В США манера вашей живописи кардинально изменилась. С чем это связано?
Я вырос из ландшафта в тело. Это произошло до того, как я покинул Исландию. У меня был собственный «голубой период», когда я изображал тяжелые классические фигуры в современной обстановке, такие как обнаженный Пикассо, курящий сигарету или играющий в рок-группе. В США фигуры стали почти геометрическими, в духе 1980-х. На меня повлияли музеи Нью-Йорка, египетское искусство и стилизованные фигуры Кита Харинга. Нью-Йорк был настоящим плавильным котлом! Я был одиночкой, сидящим в своей студии, но впитывал все, что происходило вокруг: от зарождающегося хип-хопа до Жан-Мишеля Баскиа, Андреса Серрано, Синди Шерман и Джеффа Кунса в период его сумасшедшего китча.

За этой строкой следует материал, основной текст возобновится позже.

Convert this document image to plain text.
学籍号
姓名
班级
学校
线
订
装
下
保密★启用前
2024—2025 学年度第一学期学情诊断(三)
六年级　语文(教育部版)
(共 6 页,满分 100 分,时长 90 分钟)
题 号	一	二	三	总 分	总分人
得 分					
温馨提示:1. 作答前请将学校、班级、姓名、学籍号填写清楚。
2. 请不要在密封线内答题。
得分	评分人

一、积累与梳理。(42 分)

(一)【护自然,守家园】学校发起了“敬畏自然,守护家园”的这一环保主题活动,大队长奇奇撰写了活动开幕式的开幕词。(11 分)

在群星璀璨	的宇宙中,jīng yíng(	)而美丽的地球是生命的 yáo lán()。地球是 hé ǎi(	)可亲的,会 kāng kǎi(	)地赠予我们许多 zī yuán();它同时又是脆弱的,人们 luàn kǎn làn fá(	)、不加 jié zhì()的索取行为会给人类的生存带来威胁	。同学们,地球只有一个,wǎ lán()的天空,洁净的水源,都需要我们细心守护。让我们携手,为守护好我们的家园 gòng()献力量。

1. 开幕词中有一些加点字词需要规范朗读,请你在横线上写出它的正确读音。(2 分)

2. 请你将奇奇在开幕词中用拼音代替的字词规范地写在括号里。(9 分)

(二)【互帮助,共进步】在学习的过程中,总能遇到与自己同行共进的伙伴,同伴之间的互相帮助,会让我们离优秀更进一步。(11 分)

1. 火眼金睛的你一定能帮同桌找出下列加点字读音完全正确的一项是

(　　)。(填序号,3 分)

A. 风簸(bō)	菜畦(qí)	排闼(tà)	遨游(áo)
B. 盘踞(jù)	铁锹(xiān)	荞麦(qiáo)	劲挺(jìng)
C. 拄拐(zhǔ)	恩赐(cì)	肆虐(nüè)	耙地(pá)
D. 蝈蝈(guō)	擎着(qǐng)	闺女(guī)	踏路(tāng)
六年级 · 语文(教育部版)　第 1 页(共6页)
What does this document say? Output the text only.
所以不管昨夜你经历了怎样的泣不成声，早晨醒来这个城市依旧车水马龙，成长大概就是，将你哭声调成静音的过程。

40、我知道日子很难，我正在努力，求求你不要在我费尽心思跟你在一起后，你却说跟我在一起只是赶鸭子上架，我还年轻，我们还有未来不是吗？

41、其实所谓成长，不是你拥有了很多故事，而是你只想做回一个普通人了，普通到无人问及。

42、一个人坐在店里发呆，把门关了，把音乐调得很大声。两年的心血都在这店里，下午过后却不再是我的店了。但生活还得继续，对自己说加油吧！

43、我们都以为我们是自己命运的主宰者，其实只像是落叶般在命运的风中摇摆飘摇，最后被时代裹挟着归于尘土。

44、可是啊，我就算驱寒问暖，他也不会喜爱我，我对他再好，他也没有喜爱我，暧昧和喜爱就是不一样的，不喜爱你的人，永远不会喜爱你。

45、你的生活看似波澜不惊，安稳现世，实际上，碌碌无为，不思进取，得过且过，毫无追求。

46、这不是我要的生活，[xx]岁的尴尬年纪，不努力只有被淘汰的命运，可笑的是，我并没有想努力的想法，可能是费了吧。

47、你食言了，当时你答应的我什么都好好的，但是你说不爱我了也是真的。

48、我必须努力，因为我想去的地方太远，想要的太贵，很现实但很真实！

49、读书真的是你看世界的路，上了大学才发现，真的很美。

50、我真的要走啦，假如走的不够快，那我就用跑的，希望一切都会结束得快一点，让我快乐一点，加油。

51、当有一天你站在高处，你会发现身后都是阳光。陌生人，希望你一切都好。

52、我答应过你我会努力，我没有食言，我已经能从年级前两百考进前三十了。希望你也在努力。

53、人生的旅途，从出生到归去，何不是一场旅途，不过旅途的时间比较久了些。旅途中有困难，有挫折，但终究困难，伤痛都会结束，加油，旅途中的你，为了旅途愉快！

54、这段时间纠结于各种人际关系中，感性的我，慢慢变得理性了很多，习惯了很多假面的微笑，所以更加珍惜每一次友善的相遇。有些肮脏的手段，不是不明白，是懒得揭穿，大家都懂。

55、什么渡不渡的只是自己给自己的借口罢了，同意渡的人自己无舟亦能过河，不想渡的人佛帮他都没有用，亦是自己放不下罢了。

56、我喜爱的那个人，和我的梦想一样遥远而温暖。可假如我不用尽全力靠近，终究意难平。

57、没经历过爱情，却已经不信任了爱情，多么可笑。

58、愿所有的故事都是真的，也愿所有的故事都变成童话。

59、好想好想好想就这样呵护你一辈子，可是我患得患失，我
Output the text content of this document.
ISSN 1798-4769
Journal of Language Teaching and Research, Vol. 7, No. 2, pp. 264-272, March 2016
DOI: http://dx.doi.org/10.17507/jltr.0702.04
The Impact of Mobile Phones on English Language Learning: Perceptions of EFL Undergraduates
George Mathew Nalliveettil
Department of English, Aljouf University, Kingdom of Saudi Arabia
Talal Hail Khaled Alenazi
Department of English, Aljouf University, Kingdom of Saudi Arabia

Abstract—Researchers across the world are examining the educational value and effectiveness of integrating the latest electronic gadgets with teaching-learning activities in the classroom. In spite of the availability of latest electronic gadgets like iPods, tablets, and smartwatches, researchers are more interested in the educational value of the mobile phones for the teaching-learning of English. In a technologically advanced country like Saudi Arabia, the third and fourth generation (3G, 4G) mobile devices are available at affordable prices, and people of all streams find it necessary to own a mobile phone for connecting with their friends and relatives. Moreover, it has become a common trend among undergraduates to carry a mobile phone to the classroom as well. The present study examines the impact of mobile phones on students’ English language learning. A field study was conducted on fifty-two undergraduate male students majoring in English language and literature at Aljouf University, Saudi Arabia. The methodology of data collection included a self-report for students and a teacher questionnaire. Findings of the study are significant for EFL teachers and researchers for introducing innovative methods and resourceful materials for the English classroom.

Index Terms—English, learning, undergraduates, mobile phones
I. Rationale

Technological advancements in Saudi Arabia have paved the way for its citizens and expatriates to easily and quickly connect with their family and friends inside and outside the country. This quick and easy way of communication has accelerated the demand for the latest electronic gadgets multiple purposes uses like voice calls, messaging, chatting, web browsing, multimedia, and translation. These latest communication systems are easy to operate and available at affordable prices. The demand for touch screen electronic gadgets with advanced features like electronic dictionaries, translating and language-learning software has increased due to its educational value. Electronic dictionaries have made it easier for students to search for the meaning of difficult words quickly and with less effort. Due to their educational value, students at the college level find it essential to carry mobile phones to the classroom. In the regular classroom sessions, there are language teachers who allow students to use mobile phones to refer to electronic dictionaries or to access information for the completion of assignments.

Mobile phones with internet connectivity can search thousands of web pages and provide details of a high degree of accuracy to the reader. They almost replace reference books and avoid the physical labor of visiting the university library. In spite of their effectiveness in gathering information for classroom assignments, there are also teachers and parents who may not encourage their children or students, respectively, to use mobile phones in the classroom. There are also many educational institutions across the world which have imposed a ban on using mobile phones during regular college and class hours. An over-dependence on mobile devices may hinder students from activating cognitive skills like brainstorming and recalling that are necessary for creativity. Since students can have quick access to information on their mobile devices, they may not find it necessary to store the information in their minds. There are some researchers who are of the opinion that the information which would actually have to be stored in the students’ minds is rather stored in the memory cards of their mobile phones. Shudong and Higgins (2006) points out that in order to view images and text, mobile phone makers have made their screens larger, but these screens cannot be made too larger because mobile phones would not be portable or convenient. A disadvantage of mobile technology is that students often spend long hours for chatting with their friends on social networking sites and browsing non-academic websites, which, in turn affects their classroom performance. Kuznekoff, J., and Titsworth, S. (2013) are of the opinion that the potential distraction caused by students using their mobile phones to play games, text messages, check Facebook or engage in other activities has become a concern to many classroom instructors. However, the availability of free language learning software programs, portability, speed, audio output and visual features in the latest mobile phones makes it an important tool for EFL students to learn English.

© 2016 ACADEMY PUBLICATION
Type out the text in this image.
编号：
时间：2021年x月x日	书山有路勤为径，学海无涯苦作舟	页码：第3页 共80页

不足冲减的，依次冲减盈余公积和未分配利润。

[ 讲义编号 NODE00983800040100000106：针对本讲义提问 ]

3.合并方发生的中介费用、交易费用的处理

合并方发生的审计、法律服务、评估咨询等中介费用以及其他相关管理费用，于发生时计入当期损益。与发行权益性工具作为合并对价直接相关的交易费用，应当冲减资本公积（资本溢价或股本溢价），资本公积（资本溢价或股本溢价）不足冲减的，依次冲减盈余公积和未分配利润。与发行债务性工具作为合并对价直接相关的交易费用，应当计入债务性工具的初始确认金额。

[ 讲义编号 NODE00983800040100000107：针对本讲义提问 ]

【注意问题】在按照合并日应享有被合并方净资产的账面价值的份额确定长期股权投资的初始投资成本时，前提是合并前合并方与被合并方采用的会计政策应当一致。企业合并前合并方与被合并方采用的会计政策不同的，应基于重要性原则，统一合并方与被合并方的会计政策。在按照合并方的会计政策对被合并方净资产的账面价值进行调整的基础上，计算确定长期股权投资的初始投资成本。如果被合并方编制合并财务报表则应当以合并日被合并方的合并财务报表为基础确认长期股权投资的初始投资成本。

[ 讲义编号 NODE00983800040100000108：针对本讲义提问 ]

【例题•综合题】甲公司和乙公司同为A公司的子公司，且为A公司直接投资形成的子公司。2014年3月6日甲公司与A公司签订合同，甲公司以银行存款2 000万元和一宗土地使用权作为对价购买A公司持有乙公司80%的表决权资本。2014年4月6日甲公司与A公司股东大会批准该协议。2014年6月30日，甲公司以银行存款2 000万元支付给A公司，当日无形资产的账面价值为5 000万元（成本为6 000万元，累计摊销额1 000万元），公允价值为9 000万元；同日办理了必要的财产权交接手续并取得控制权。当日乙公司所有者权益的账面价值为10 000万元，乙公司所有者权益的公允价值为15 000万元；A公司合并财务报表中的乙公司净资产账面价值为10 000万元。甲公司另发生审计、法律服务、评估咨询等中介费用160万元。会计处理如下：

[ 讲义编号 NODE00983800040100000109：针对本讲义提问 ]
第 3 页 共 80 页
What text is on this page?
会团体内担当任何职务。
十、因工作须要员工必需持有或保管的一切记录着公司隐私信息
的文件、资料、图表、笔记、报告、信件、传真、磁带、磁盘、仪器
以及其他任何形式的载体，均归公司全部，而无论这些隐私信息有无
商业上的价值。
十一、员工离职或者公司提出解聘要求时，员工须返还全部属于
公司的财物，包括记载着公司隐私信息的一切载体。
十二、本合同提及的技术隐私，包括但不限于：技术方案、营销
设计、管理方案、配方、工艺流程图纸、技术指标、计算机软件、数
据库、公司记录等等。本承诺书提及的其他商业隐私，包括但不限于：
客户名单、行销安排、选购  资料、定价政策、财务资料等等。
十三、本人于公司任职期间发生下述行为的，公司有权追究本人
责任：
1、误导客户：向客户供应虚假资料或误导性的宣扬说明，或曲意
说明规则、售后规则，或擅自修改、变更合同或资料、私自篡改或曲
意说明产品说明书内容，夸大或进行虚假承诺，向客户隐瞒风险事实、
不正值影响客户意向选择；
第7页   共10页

Какие у вас отношения с историей исландской живописи? Как она на вас повлияла? Было ли у вас желание продолжать традиции Торлакссона (1867–1924) и Кьярваля (1885–1972) или вы испытывали потребность оппонировать им?
Исландскому изобразительному искусству всего 100 лет. Сестра моей бабушки, Кристин Йонсдоттир, была первой в Исландии художницей. Отучившись в Копенгагене сразу после Первой мировой войны, она вернулась домой, где стала писать пейзажи в духе Поля Сезанна и жанровые картины из жизни исландцев (она была не слишком-то современной). Кьярваль — это наш ван Гог, наш Мунк, наше все. От него не уйти. Удивительно яркий талант, настоящий гигант, женатый на своем творчестве. Еще есть Эрро (Гвюдмюндюр Гвюдмюндссон, известный как Erró, современный исландский художник. — TANR), который вышел из истории исландского искусства и стал невероятно популярным в Париже. Остальные были либо пейзажистами, либо абстракционистами. Затем пришли концептуальное искусство и минимализм, и я наблюдал, как они становились все более популярными в Исландии, при этом живопись давно находится в тени. Я чувствую связь с Хельги Торгилсом Фридьонссоном, возможно самым важным художником последних 50 лет. Он очень личный в своих картинах, очень странный — в хорошем смысле — и очень продуктивный.
Европу, а потом и весь мир завоевала сначала литература скандинавского модернизма, и только потом известность приобрело скандинавское искусство. Как вы думаете, произойдет ли нечто подобное с искусством Исландии, чья литература сейчас пользуется в мире невероятным успехом?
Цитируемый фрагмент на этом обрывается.